Selena fans celebrating Yolanda Saldivar's arrest.
After the jury reached its verdict, hundreds of Selena’s fans filled the streets around the Houston courthouse and celebrated the news.Photo by Adrees Latif

The Future

In addition to the Selena movie, her band’s farewell tour next spring, and other Selena memorial projects, Abraham Quintanilla has been building a roster of young talent for his custom label distributed by Capitol EMI. A 900 number has been set up for fans to telephone condolences to the family for $3.99 per call. Selena’s sister, Suzette, handles the boutiques and Selena merchandising. Selena’s brother, A.B. Quintanilla III, has been busy producing acts in the recording studio and writing. His composition “Estúpido Romántico,” co-written with former Selena backup singer and popular solo act Pete Astudillo, was a big hit for the Tejano supergroup Mazz, and he recently composed a theme song for a Mexican soap opera. He has just moved his wife, Vangie, and their two children to a palatial new home west of Corpus. Chris Perez is looking for a new place too.
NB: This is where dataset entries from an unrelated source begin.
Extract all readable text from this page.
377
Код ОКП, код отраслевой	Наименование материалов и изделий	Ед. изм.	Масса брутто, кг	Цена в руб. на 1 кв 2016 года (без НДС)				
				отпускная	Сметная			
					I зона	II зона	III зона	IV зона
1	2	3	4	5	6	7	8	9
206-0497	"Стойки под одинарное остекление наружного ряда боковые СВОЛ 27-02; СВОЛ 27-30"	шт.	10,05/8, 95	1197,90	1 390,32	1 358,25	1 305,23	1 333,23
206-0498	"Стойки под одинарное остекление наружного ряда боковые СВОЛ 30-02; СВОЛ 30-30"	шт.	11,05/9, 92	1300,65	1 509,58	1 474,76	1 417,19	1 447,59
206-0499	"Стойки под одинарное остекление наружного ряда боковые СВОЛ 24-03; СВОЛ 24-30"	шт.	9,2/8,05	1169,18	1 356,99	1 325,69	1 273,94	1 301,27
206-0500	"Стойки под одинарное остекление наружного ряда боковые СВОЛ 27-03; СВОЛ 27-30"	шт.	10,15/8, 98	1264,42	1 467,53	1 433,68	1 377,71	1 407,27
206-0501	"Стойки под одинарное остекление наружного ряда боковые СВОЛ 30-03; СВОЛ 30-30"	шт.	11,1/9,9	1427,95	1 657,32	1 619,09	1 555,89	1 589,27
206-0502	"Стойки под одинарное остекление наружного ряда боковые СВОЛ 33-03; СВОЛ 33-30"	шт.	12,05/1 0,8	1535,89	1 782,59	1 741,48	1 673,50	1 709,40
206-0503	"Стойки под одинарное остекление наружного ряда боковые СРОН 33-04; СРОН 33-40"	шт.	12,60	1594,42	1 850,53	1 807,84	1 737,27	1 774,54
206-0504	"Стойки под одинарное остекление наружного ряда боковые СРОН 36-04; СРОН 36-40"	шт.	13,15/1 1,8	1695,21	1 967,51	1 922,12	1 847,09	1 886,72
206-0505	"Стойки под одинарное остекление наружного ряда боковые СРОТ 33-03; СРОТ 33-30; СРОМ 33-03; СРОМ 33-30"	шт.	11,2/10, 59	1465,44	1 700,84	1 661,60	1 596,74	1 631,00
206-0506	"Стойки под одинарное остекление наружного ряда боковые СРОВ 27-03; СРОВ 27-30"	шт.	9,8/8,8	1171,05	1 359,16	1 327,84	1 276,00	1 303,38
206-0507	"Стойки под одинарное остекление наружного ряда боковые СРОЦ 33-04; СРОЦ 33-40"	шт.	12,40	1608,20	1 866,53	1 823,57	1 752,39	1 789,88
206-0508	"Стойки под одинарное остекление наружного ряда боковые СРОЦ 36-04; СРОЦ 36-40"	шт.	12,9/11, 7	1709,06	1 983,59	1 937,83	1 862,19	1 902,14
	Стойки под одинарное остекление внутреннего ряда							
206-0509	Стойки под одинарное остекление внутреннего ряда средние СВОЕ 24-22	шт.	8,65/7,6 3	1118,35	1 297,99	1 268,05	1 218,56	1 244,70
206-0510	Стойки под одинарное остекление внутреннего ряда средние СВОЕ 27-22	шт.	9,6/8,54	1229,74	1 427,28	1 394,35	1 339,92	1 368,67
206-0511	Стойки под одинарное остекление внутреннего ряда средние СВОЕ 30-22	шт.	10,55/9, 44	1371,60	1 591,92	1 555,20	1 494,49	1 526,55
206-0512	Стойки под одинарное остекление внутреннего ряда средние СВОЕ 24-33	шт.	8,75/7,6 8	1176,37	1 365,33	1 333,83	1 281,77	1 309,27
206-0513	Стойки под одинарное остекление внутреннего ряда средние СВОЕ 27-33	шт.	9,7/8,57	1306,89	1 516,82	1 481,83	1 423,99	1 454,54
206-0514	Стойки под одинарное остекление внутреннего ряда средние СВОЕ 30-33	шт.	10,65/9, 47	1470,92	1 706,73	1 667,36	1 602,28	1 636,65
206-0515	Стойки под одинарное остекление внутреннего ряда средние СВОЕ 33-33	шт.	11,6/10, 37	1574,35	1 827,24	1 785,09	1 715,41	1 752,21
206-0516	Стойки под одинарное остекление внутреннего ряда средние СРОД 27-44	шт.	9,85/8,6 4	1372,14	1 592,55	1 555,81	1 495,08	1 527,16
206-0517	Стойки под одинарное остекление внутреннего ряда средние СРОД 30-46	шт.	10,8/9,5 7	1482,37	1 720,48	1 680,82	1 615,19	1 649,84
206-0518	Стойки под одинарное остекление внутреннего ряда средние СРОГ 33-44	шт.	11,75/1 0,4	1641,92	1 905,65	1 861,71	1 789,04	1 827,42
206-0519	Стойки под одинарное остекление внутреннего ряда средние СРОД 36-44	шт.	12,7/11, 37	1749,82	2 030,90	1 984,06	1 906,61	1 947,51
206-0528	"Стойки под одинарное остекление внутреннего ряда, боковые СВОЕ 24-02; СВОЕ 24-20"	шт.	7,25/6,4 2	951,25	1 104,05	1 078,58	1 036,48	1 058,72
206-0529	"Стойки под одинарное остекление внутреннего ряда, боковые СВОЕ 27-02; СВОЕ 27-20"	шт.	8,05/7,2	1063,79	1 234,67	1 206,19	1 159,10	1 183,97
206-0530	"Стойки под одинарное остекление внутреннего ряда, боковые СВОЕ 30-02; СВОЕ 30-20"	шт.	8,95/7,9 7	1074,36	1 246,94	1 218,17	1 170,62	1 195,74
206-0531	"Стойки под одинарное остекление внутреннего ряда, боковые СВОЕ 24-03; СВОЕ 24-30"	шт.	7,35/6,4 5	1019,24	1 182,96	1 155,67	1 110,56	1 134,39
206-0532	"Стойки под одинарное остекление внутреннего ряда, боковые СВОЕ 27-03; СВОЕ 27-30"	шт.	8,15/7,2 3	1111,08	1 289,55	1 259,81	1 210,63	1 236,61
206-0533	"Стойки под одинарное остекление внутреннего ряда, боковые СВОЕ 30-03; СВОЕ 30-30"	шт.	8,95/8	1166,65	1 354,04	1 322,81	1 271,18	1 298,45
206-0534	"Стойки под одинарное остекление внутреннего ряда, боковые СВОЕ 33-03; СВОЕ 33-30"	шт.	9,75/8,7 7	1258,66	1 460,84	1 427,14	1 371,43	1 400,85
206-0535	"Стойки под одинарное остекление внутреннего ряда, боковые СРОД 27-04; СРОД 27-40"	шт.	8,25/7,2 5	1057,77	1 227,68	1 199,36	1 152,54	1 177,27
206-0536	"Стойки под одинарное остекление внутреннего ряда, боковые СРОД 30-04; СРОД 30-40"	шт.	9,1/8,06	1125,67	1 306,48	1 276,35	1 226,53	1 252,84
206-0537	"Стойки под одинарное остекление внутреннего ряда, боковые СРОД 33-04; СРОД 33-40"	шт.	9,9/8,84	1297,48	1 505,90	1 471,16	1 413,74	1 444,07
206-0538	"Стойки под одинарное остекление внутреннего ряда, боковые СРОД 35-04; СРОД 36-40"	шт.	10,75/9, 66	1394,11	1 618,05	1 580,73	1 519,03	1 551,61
The three Quintanilla homes on Bloomington Street will soon be an empty nest.

Family Matters

Back inside the friendly dimly lit confines of Buster’s Drinkery—two hours after the jury had returned its verdict—the conversation shifted from law to family. Tinker had spent the previous weekend camping out in the woods of Alabama. “My son attends boarding school there and it was parents’ weekend. I hadn’t seen him in several months,” he said. Garcia spoke lovingly of his son, Javier, a metal sculptor. They agreed that no matter how hard you try, you can never tell how your kids will turn out. Abraham and Marcella Quintanilla loved their daughter and had tried to protect her; Frank and Juanita Saldivar loved their daughter, too. And they all wound up in a court of law in Houston, where twelve strangers passed judgment on why everything turned out so badly.